Di kamar yang serba putih ini, hanya ada kamu dan aku. Ya, berdua saja. Tidak ada siapa-siapa. Tiada yang mengganggu. Kebersamaan kita.
Di luar langit terlihat sendu. Bulir-bulir air hujan mengetuk kaca jendela. Ketukannya tidak terdengar seperti lagu sedih. Tapi irama yang merindu.
Aku memandangmu. Dengan segenap rasa. Senyumanmu. Tatapanmu. Juga bayangan masa lalumu. Apakah harus aku melupakannya?

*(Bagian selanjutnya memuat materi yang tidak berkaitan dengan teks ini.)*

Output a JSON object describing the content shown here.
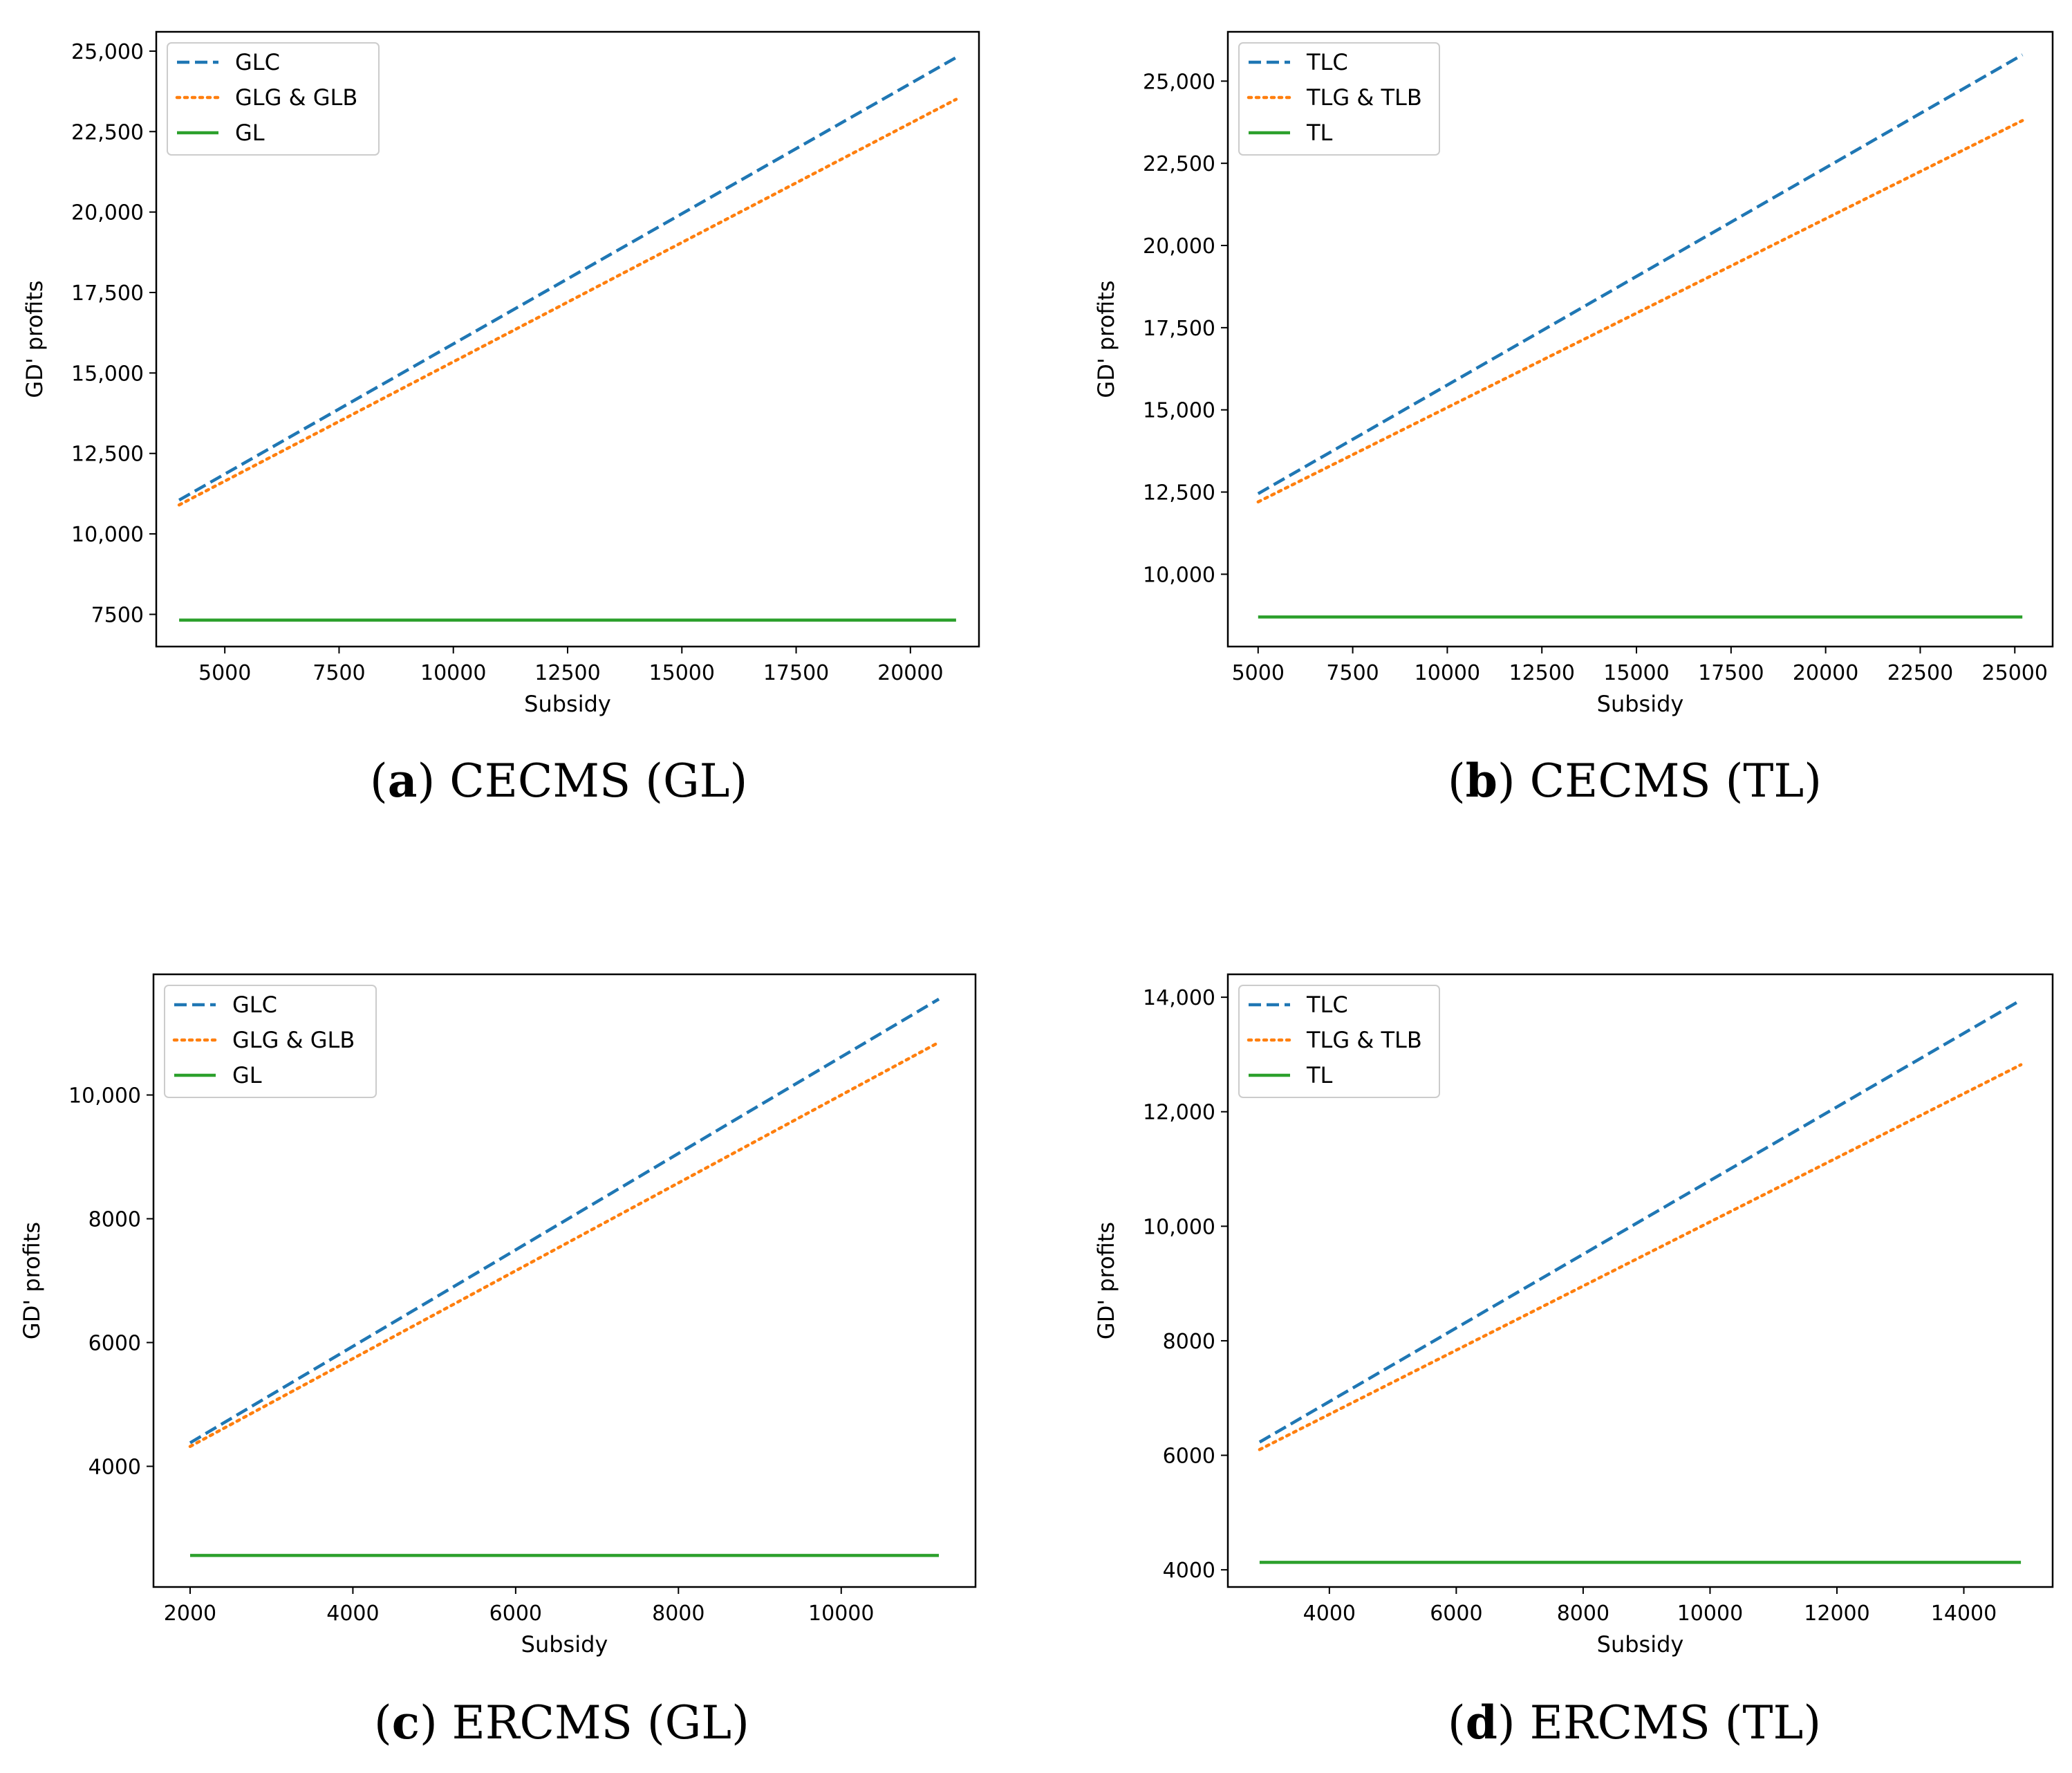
{
  "colors": {
    "blue": "#1f77b4",
    "orange": "#ff7f0e",
    "green": "#2ca02c"
  },
  "chart_data": [
    {
      "type": "line",
      "caption_letter": "a",
      "caption_title": "CECMS (GL)",
      "xlabel": "Subsidy",
      "ylabel": "GD' profits",
      "xlim": [
        3500,
        21500
      ],
      "ylim": [
        6500,
        25600
      ],
      "xticks": [
        5000,
        7500,
        10000,
        12500,
        15000,
        17500,
        20000
      ],
      "xtick_labels": [
        "5000",
        "7500",
        "10000",
        "12500",
        "15000",
        "17500",
        "20000"
      ],
      "yticks": [
        7500,
        10000,
        12500,
        15000,
        17500,
        20000,
        22500,
        25000
      ],
      "ytick_labels": [
        "7500",
        "10,000",
        "12,500",
        "15,000",
        "17,500",
        "20,000",
        "22,500",
        "25,000"
      ],
      "legend_position": "upper-left",
      "series": [
        {
          "name": "GLC",
          "style": "dashed",
          "color": "#1f77b4",
          "x": [
            4000,
            21000
          ],
          "y": [
            11050,
            24800
          ]
        },
        {
          "name": "GLG & GLB",
          "style": "dotted",
          "color": "#ff7f0e",
          "x": [
            4000,
            21000
          ],
          "y": [
            10900,
            23500
          ]
        },
        {
          "name": "GL",
          "style": "solid",
          "color": "#2ca02c",
          "x": [
            4000,
            21000
          ],
          "y": [
            7320,
            7320
          ]
        }
      ]
    },
    {
      "type": "line",
      "caption_letter": "b",
      "caption_title": "CECMS (TL)",
      "xlabel": "Subsidy",
      "ylabel": "GD' profits",
      "xlim": [
        4200,
        26000
      ],
      "ylim": [
        7800,
        26500
      ],
      "xticks": [
        5000,
        7500,
        10000,
        12500,
        15000,
        17500,
        20000,
        22500,
        25000
      ],
      "xtick_labels": [
        "5000",
        "7500",
        "10000",
        "12500",
        "15000",
        "17500",
        "20000",
        "22500",
        "25000"
      ],
      "yticks": [
        10000,
        12500,
        15000,
        17500,
        20000,
        22500,
        25000
      ],
      "ytick_labels": [
        "10,000",
        "12,500",
        "15,000",
        "17,500",
        "20,000",
        "22,500",
        "25,000"
      ],
      "legend_position": "upper-left",
      "series": [
        {
          "name": "TLC",
          "style": "dashed",
          "color": "#1f77b4",
          "x": [
            5000,
            25200
          ],
          "y": [
            12450,
            25800
          ]
        },
        {
          "name": "TLG & TLB",
          "style": "dotted",
          "color": "#ff7f0e",
          "x": [
            5000,
            25200
          ],
          "y": [
            12200,
            23800
          ]
        },
        {
          "name": "TL",
          "style": "solid",
          "color": "#2ca02c",
          "x": [
            5000,
            25200
          ],
          "y": [
            8700,
            8700
          ]
        }
      ]
    },
    {
      "type": "line",
      "caption_letter": "c",
      "caption_title": "ERCMS (GL)",
      "xlabel": "Subsidy",
      "ylabel": "GD' profits",
      "xlim": [
        1550,
        11650
      ],
      "ylim": [
        2050,
        11950
      ],
      "xticks": [
        2000,
        4000,
        6000,
        8000,
        10000
      ],
      "xtick_labels": [
        "2000",
        "4000",
        "6000",
        "8000",
        "10000"
      ],
      "yticks": [
        4000,
        6000,
        8000,
        10000
      ],
      "ytick_labels": [
        "4000",
        "6000",
        "8000",
        "10,000"
      ],
      "legend_position": "upper-left",
      "series": [
        {
          "name": "GLC",
          "style": "dashed",
          "color": "#1f77b4",
          "x": [
            2000,
            11200
          ],
          "y": [
            4380,
            11550
          ]
        },
        {
          "name": "GLG & GLB",
          "style": "dotted",
          "color": "#ff7f0e",
          "x": [
            2000,
            11200
          ],
          "y": [
            4320,
            10850
          ]
        },
        {
          "name": "GL",
          "style": "solid",
          "color": "#2ca02c",
          "x": [
            2000,
            11200
          ],
          "y": [
            2560,
            2560
          ]
        }
      ]
    },
    {
      "type": "line",
      "caption_letter": "d",
      "caption_title": "ERCMS (TL)",
      "xlabel": "Subsidy",
      "ylabel": "GD' profits",
      "xlim": [
        2400,
        15400
      ],
      "ylim": [
        3700,
        14400
      ],
      "xticks": [
        4000,
        6000,
        8000,
        10000,
        12000,
        14000
      ],
      "xtick_labels": [
        "4000",
        "6000",
        "8000",
        "10000",
        "12000",
        "14000"
      ],
      "yticks": [
        4000,
        6000,
        8000,
        10000,
        12000,
        14000
      ],
      "ytick_labels": [
        "4000",
        "6000",
        "8000",
        "10,000",
        "12,000",
        "14,000"
      ],
      "legend_position": "upper-left",
      "series": [
        {
          "name": "TLC",
          "style": "dashed",
          "color": "#1f77b4",
          "x": [
            2900,
            14900
          ],
          "y": [
            6230,
            13950
          ]
        },
        {
          "name": "TLG & TLB",
          "style": "dotted",
          "color": "#ff7f0e",
          "x": [
            2900,
            14900
          ],
          "y": [
            6100,
            12820
          ]
        },
        {
          "name": "TL",
          "style": "solid",
          "color": "#2ca02c",
          "x": [
            2900,
            14900
          ],
          "y": [
            4130,
            4130
          ]
        }
      ]
    }
  ]
}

Tapi buat apa juga untuk diingat, jika itu akan membuat kita kembali terluka. Raga kita sudah terlalu tua. Putar ulang saja mimpi masa muda kita.
Apa yang sudah kita lalui penuh liku. Ada toksik yang berlarut-larut. Yang hampir menghempaskan. Membiarkannya karam atau terus mengarungi?
Waktu terus bergulir, hingga akhirnya di titik nadir, kita saling menyadari, mencurahkan segala asa, merajut kembali kepingan-kepingan, yang hampir berserakan dimakan lara.
Tidak sempurna, memang. Tapi kita saling menyempurnakan. Mengembalikan semua kepada takdir. Menutupi kekurangan, mengakui kelebihan. Niatkan padaNya.
Terdengar detak suara jam di dinding, mengikuti irama jantung kita. Berdegub. "Aku  ingin menghabiskan waktu, menua bersamamu," kita saling membisiki, di malam tanpa rembulan.